Finding Community and Belonging with AAUW
When I started as a transfer student at Lock Haven University in the fall of 2014, it had been three years since I was in a classroom, one year since I had my daughter, and I was about to turn 22. I was ready to be back in school and determined to do my very best, but I was also nervous and lacking in self-confidence.
Having been out of the college environment for so long, a big challenge was that I felt old and was sure no one was going to want to hang out with me now that I was a mom. In an effort to meet new friends and make the most of my back-to-school experience, I looked for ways to become involved on campus. I joined a couple of groups but quickly fell head over heels for the newly created AAUW student organization on campus. It was a match made in feminist heaven.
Stepping Into Leadership
When I met the student organization’s faculty advisers that fall, I learned that they were in need of officers committed to getting the organization off the ground. The chance to help build a new group? Step into a leadership position? Work closely with students who are passionate about social equality? Those sounded like things that would help me find my niche on campus. I volunteered for the secretary position and soon began working with the four other officers.
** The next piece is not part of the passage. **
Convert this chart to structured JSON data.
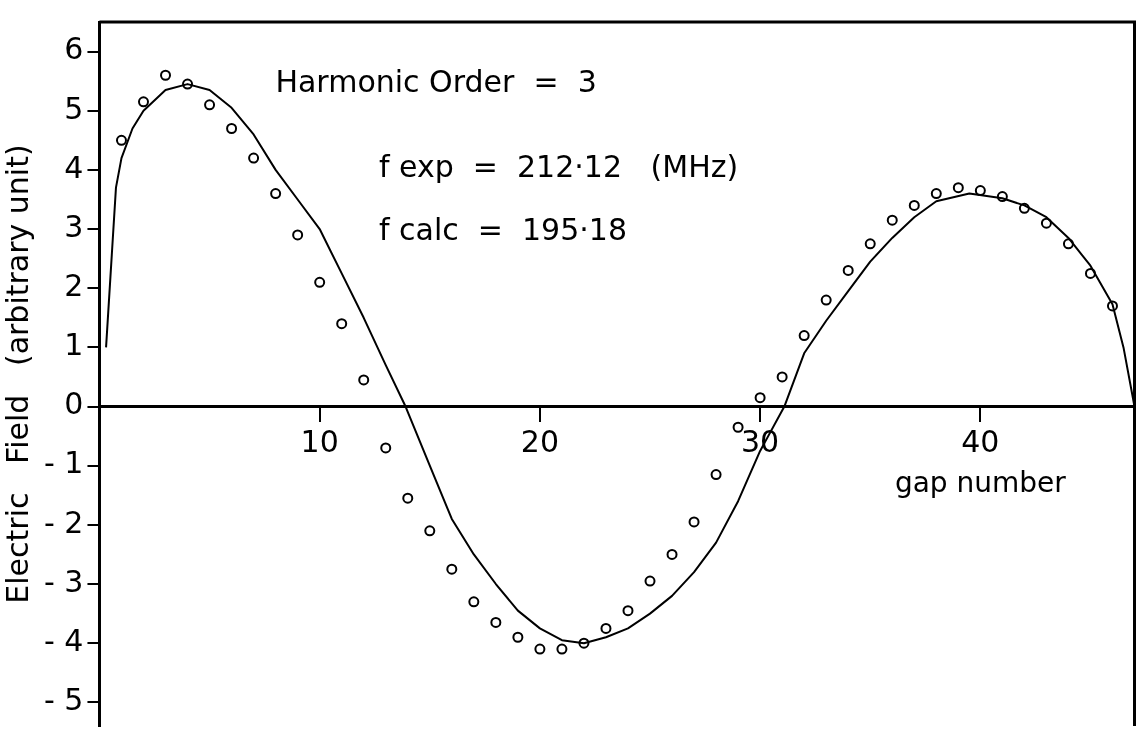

While we found our footing as a new organization that first year, we focused on recruitment and drew a lot of interest. I looked forward to every gathering and meeting that brought new faces, and at the end of the year, our strong membership and campus programming efforts paid off when we received a healthy budget from the student activities council. It was truly a great first year as an official campus organization, but it really only marked the beginning of my journey with AAUW.
In Good Company
Because of an AAUW national scholarship that I received, I was able to go to the National Conference for College Student Leaders (NCCWSL) in May 2015. At NCCWSL, I met members of the 2014–15 National Student Advisory Council (SAC) who encouraged me to apply to serve on this year’s council. NCCWSL was a game changer for me; all of the conference activities left me feeling inspired, and as I drove away from the University of Maryland, College Park, I was practically bouncing out of my seat, full of new ideas. I also left NCCWSL with an overwhelming feeling of peace, because I had found my niche. I had found a group of people, a group much larger than I had even hoped for, that sees the world like I do. In each person I met that weekend, I saw optimists, fighters, intellectuals, artists, thinkers, and doers. And I was so happy to call myself one of them.
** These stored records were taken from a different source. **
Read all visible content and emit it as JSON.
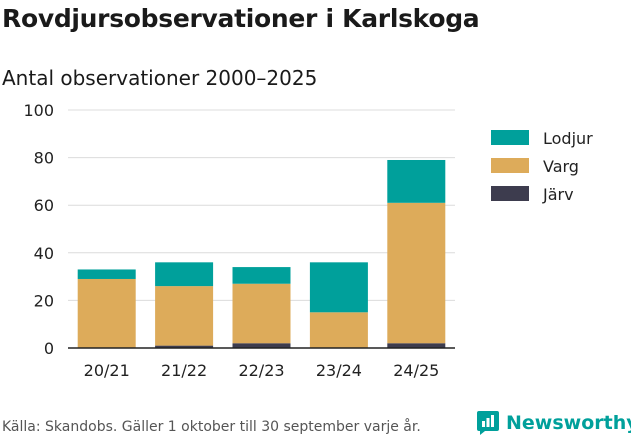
{
  "chart_data": {
    "type": "bar",
    "stacked": true,
    "title": "Rovdjursobservationer i Karlskoga",
    "subtitle": "Antal observationer 2000–2025",
    "categories": [
      "20/21",
      "21/22",
      "22/23",
      "23/24",
      "24/25"
    ],
    "series": [
      {
        "name": "Järv",
        "color": "#3d3c4e",
        "values": [
          0,
          1,
          2,
          0,
          2
        ]
      },
      {
        "name": "Varg",
        "color": "#ddab5a",
        "values": [
          29,
          25,
          25,
          15,
          59
        ]
      },
      {
        "name": "Lodjur",
        "color": "#00a09b",
        "values": [
          4,
          10,
          7,
          21,
          18
        ]
      }
    ],
    "legend_order": [
      "Lodjur",
      "Varg",
      "Järv"
    ],
    "legend_position": "right",
    "ylim": [
      0,
      100
    ],
    "yticks": [
      0,
      20,
      40,
      60,
      80,
      100
    ],
    "grid": true
  },
  "footer": {
    "source": "Källa: Skandobs. Gäller 1 oktober till 30 september varje år.",
    "brand": "Newsworthy",
    "brand_icon": "newsworthy-logo-icon"
  }
}
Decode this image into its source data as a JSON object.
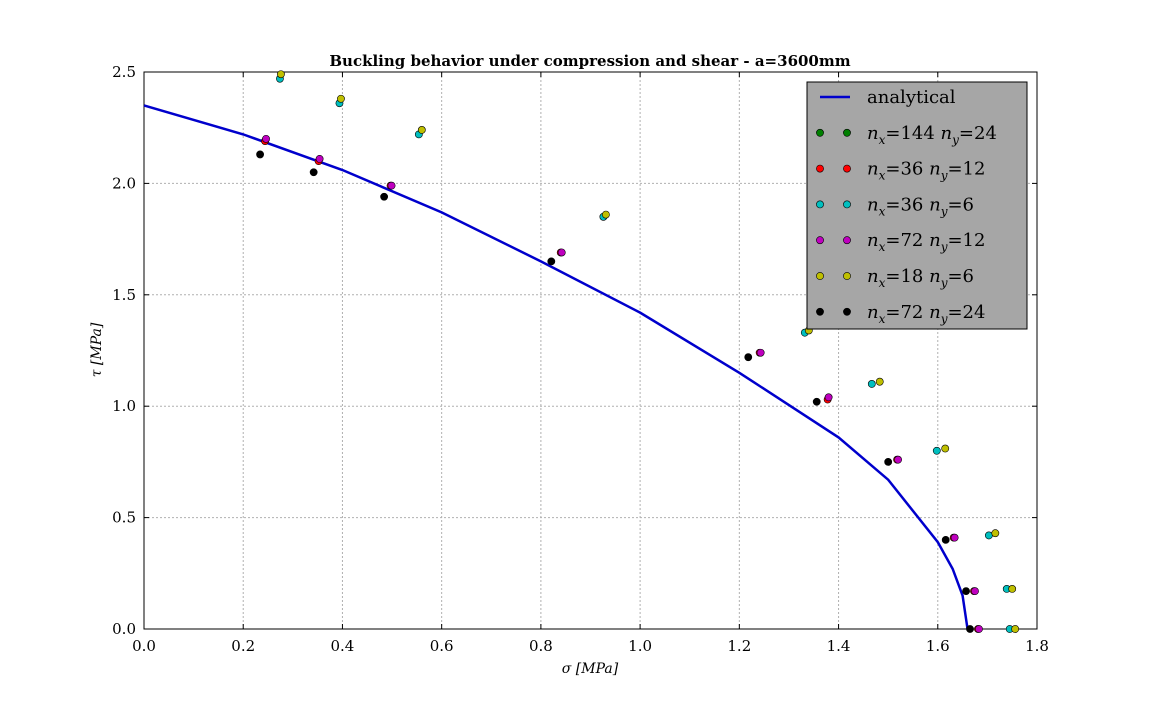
{
  "chart_data": {
    "type": "scatter",
    "title": "Buckling behavior under compression and shear - a=3600mm",
    "xlabel": "σ [MPa]",
    "ylabel": "τ [MPa]",
    "xlim": [
      0.0,
      1.8
    ],
    "ylim": [
      0.0,
      2.5
    ],
    "xticks": [
      "0.0",
      "0.2",
      "0.4",
      "0.6",
      "0.8",
      "1.0",
      "1.2",
      "1.4",
      "1.6",
      "1.8"
    ],
    "yticks": [
      "0.0",
      "0.5",
      "1.0",
      "1.5",
      "2.0",
      "2.5"
    ],
    "grid": true,
    "legend_position": "top-right",
    "analytical": {
      "name": "analytical",
      "color": "#0000cc",
      "x": [
        0.0,
        0.2,
        0.4,
        0.6,
        0.8,
        1.0,
        1.2,
        1.4,
        1.5,
        1.6,
        1.63,
        1.65,
        1.66
      ],
      "y": [
        2.35,
        2.22,
        2.06,
        1.87,
        1.65,
        1.42,
        1.15,
        0.86,
        0.67,
        0.39,
        0.27,
        0.15,
        0.0
      ]
    },
    "series": [
      {
        "name": "n_x=144 n_y=24",
        "label_parts": [
          "n",
          "x",
          "=144 ",
          "n",
          "y",
          "=24"
        ],
        "color": "#007f00",
        "x": [],
        "y": []
      },
      {
        "name": "n_x=36 n_y=12",
        "label_parts": [
          "n",
          "x",
          "=36 ",
          "n",
          "y",
          "=12"
        ],
        "color": "#ff0000",
        "x": [
          0.244,
          0.352,
          0.497,
          0.84,
          1.241,
          1.378,
          1.518,
          1.632,
          1.673,
          1.681
        ],
        "y": [
          2.19,
          2.1,
          1.99,
          1.69,
          1.24,
          1.03,
          0.76,
          0.41,
          0.17,
          0.0
        ]
      },
      {
        "name": "n_x=36 n_y=6",
        "label_parts": [
          "n",
          "x",
          "=36 ",
          "n",
          "y",
          "=6"
        ],
        "color": "#00bfbf",
        "x": [
          0.274,
          0.394,
          0.554,
          0.926,
          1.332,
          1.467,
          1.598,
          1.703,
          1.739,
          1.745
        ],
        "y": [
          2.47,
          2.36,
          2.22,
          1.85,
          1.33,
          1.1,
          0.8,
          0.42,
          0.18,
          0.0
        ]
      },
      {
        "name": "n_x=72 n_y=12",
        "label_parts": [
          "n",
          "x",
          "=72 ",
          "n",
          "y",
          "=12"
        ],
        "color": "#bf00bf",
        "x": [
          0.246,
          0.354,
          0.499,
          0.842,
          1.243,
          1.38,
          1.52,
          1.634,
          1.675,
          1.683
        ],
        "y": [
          2.2,
          2.11,
          1.99,
          1.69,
          1.24,
          1.04,
          0.76,
          0.41,
          0.17,
          0.0
        ]
      },
      {
        "name": "n_x=18 n_y=6",
        "label_parts": [
          "n",
          "x",
          "=18 ",
          "n",
          "y",
          "=6"
        ],
        "color": "#bfbf00",
        "x": [
          0.276,
          0.397,
          0.56,
          0.931,
          1.34,
          1.483,
          1.615,
          1.716,
          1.75,
          1.756
        ],
        "y": [
          2.49,
          2.38,
          2.24,
          1.86,
          1.34,
          1.11,
          0.81,
          0.43,
          0.18,
          0.0
        ]
      },
      {
        "name": "n_x=72 n_y=24",
        "label_parts": [
          "n",
          "x",
          "=72 ",
          "n",
          "y",
          "=24"
        ],
        "color": "#000000",
        "x": [
          0.234,
          0.342,
          0.484,
          0.821,
          1.218,
          1.356,
          1.5,
          1.616,
          1.657,
          1.665
        ],
        "y": [
          2.13,
          2.05,
          1.94,
          1.65,
          1.22,
          1.02,
          0.75,
          0.4,
          0.17,
          0.0
        ]
      }
    ]
  }
}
These AAUW leadership positions have given me entry into two great communities. The first is my home community at Lock Haven University where, thanks to my AAUW student affiliation, I have been able to work with incredible local advocates for gender equality. The second is my AAUW national community. Serving on the 2015–16 SAC has provided me with new friends from around the country who inspire me with their plans for activism and leadership, and push me and my own goals even further. The sense of community that I’ve found with AAUW has helped me to grow as a leader, stay motivated as a student, and, ultimately, find my place in this world.